È doveroso non solo con la mente ma anche con il cuore rendere onore alle innumerevoli vittime che forse avrebbero potuto essere in gran parte risparmiate, onore non tanto e solo per la morte ma per il modo in cui questo delicatissimo passaggio è accaduto, per la solitudine, per l’isolamento, per l’abbandono in cui si sono ritrovati. Questo di per sé indigna l’animo. Ma, detto ciò e non volendo entrare nel merito di cosa si sarebbe potuto fare meglio e di più e cosa si è perfettamente in grado di fare ora, se la domanda da porci è se sia possibile dare un’accelerata alla cosiddetta riapertura del Paese, premesso tutto quanto sopra direi sì. Un bel SÌ grande come una casa. Perché? Perché la vita è un rischio continuo, ad ogni passo ciascuno di noi rischia e per esperienza personale so che un minuto prima ci sei e un minuto dopo non ci sei più come è successo a mia figlia di 21 anni. Senza rischi non si vive, non cresceremmo, non ci innamoreremmo, non viaggeremmo… nemmeno in casa spesso si è al sicuro visti gli innumerevoli incidenti domestici che occorrono ogni anno… e quindi la riapertura totale non dovrebbe affatto essere una “scure” pronta a scagliarsi in qualsiasi istante sulla testa dei cittadini che debbono prendersi a loro volta la responsabilità di usare il normale buon senso, evidentemente sempre richiesto.
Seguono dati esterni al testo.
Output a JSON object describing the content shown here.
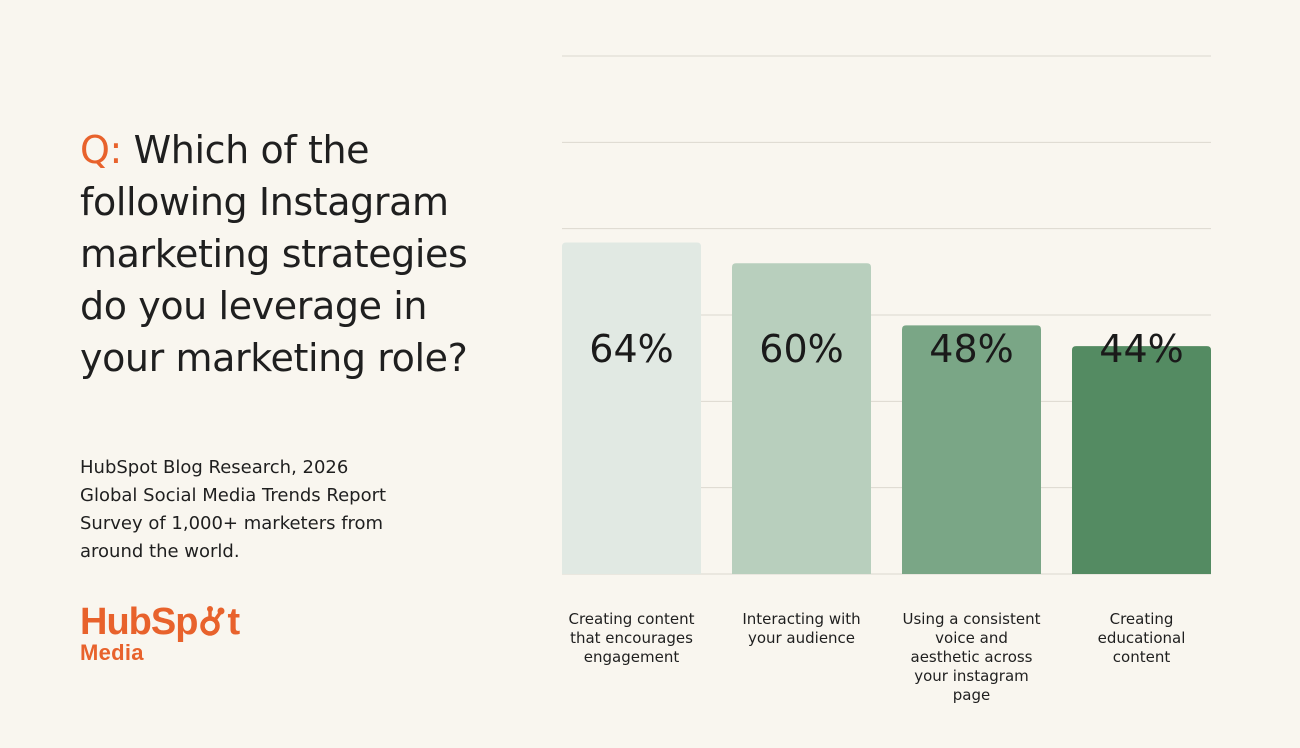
{
  "question": {
    "prefix": "Q:",
    "text": "Which of the following Instagram marketing strategies do you leverage in your marketing role?"
  },
  "source": {
    "lines": [
      "HubSpot Blog Research, 2026",
      "Global Social Media Trends Report",
      "Survey of 1,000+ marketers from",
      "around the world."
    ]
  },
  "logo": {
    "word_a": "HubSp",
    "word_b": "t",
    "sub": "Media"
  },
  "colors": {
    "accent": "#e8622c",
    "bars": [
      "#e1e9e3",
      "#b8cfbd",
      "#7aa686",
      "#548b62"
    ]
  },
  "chart_data": {
    "type": "bar",
    "categories": [
      "Creating content that encourages engagement",
      "Interacting with your audience",
      "Using a consistent voice and aesthetic across your instagram page",
      "Creating educational content"
    ],
    "values": [
      64,
      60,
      48,
      44
    ],
    "value_labels": [
      "64%",
      "60%",
      "48%",
      "44%"
    ],
    "category_lines": [
      [
        "Creating content",
        "that encourages",
        "engagement"
      ],
      [
        "Interacting with",
        "your audience"
      ],
      [
        "Using a consistent",
        "voice and",
        "aesthetic across",
        "your instagram",
        "page"
      ],
      [
        "Creating",
        "educational",
        "content"
      ]
    ],
    "ylim": [
      0,
      100
    ],
    "grid": true,
    "title": "",
    "xlabel": "",
    "ylabel": ""
  }
}
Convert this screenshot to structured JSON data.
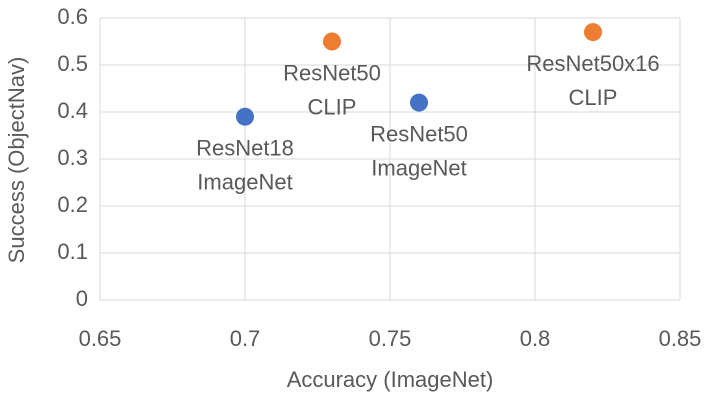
{
  "chart_data": {
    "type": "scatter",
    "x_label": "Accuracy (ImageNet)",
    "y_label": "Success (ObjectNav)",
    "xlim": [
      0.65,
      0.85
    ],
    "xticks": [
      0.65,
      0.7,
      0.75,
      0.8,
      0.85
    ],
    "ylim": [
      0,
      0.6
    ],
    "yticks": [
      0,
      0.1,
      0.2,
      0.3,
      0.4,
      0.5,
      0.6
    ],
    "grid": true,
    "series": [
      {
        "color": "#4472c4",
        "x": [
          0.7,
          0.76
        ],
        "values": [
          0.39,
          0.42
        ],
        "point_labels": [
          [
            "ResNet18",
            "ImageNet"
          ],
          [
            "ResNet50",
            "ImageNet"
          ]
        ]
      },
      {
        "color": "#ed7d31",
        "x": [
          0.73,
          0.82
        ],
        "values": [
          0.55,
          0.57
        ],
        "point_labels": [
          [
            "ResNet50",
            "CLIP"
          ],
          [
            "ResNet50x16",
            "CLIP"
          ]
        ]
      }
    ]
  }
}
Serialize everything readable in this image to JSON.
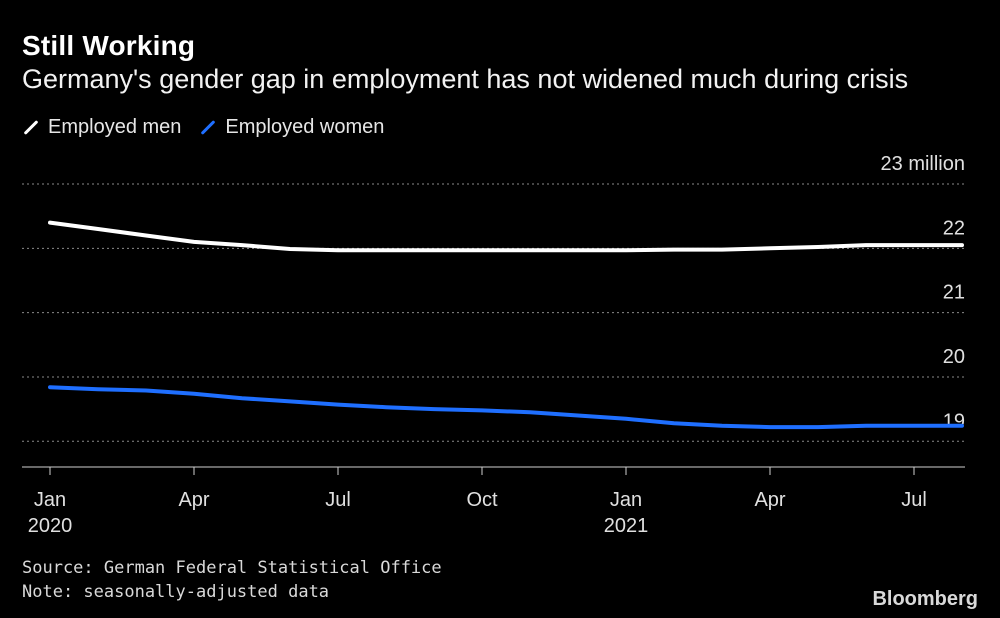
{
  "header": {
    "title": "Still Working",
    "subtitle": "Germany's gender gap in employment has not widened much during crisis"
  },
  "legend": {
    "items": [
      {
        "label": "Employed men",
        "color": "#ffffff"
      },
      {
        "label": "Employed women",
        "color": "#1f6fff"
      }
    ]
  },
  "footer": {
    "source": "Source: German Federal Statistical Office",
    "note": "Note: seasonally-adjusted data",
    "brand": "Bloomberg"
  },
  "chart_data": {
    "type": "line",
    "title": "Still Working",
    "subtitle": "Germany's gender gap in employment has not widened much during crisis",
    "xlabel": "",
    "ylabel": "",
    "x": [
      "2020-01",
      "2020-02",
      "2020-03",
      "2020-04",
      "2020-05",
      "2020-06",
      "2020-07",
      "2020-08",
      "2020-09",
      "2020-10",
      "2020-11",
      "2020-12",
      "2021-01",
      "2021-02",
      "2021-03",
      "2021-04",
      "2021-05",
      "2021-06",
      "2021-07",
      "2021-08"
    ],
    "x_ticks": [
      {
        "label": "Jan",
        "sub": "2020",
        "month": 0
      },
      {
        "label": "Apr",
        "sub": "",
        "month": 3
      },
      {
        "label": "Jul",
        "sub": "",
        "month": 6
      },
      {
        "label": "Oct",
        "sub": "",
        "month": 9
      },
      {
        "label": "Jan",
        "sub": "2021",
        "month": 12
      },
      {
        "label": "Apr",
        "sub": "",
        "month": 15
      },
      {
        "label": "Jul",
        "sub": "",
        "month": 18
      }
    ],
    "y_ticks": [
      {
        "value": 23,
        "label": "23 million"
      },
      {
        "value": 22,
        "label": "22"
      },
      {
        "value": 21,
        "label": "21"
      },
      {
        "value": 20,
        "label": "20"
      },
      {
        "value": 19,
        "label": "19"
      }
    ],
    "ylim": [
      18.6,
      23
    ],
    "grid": true,
    "legend_position": "top-left",
    "series": [
      {
        "name": "Employed men",
        "color": "#ffffff",
        "values": [
          22.4,
          22.3,
          22.2,
          22.1,
          22.05,
          21.99,
          21.97,
          21.97,
          21.97,
          21.97,
          21.97,
          21.97,
          21.97,
          21.98,
          21.98,
          22.0,
          22.02,
          22.05,
          22.05,
          22.05
        ]
      },
      {
        "name": "Employed women",
        "color": "#1f6fff",
        "values": [
          19.84,
          19.81,
          19.79,
          19.74,
          19.67,
          19.62,
          19.57,
          19.53,
          19.5,
          19.48,
          19.45,
          19.4,
          19.35,
          19.28,
          19.24,
          19.22,
          19.22,
          19.24,
          19.24,
          19.24
        ]
      }
    ]
  }
}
Al contrario dovrebbe essere la prima responsabilità dei governi che, attraverso una strategia chiara, dovrebbero aver il compito, la responsabilità di servire i loro cittadini facendo fronte al rischio complessivo. Dopo 15 mesi è dovuto! Possiamo dunque contare sull’integrità dei vari decision maker nelle loro diverse posizioni di responsabilità? Possiamo contare sulla volontà autentica e “what ever it takes” di uscire da questa situazione e risollevare il Paese? Possiamo contare su un’agire coerente e impeccabile? Ognuno risponda da sé. Ricordiamoci però che senza fiducia, senza entusiasmo, senza audacia e coraggio non ci sarà nessuna ricostruzione né tanto meno nessuna rinascita. Nella stanca, esausta attesa che maturi la consapevolezza nelle istituzioni, che gli intenti siano puri e autentici, che le dichiarazioni siano seguite dai fatti, l’unica cosa seria che possiamo fare noi è quella di alimentare quei sentimenti, imprescindibili per la ripresa, dentro di noi e agire a livello locale. Nei quartieri, nei Comuni, sul territorio, attraverso un risveglio di coscienza diffuso, la ripartenza è possibile. Cosa siamo disposti a fare? Che impegni possiamo prenderci? Ciò che metteremo in campo o che, rattrappiti nella paura, non faremo… determinerà la differenza tra la rinascita e il declino.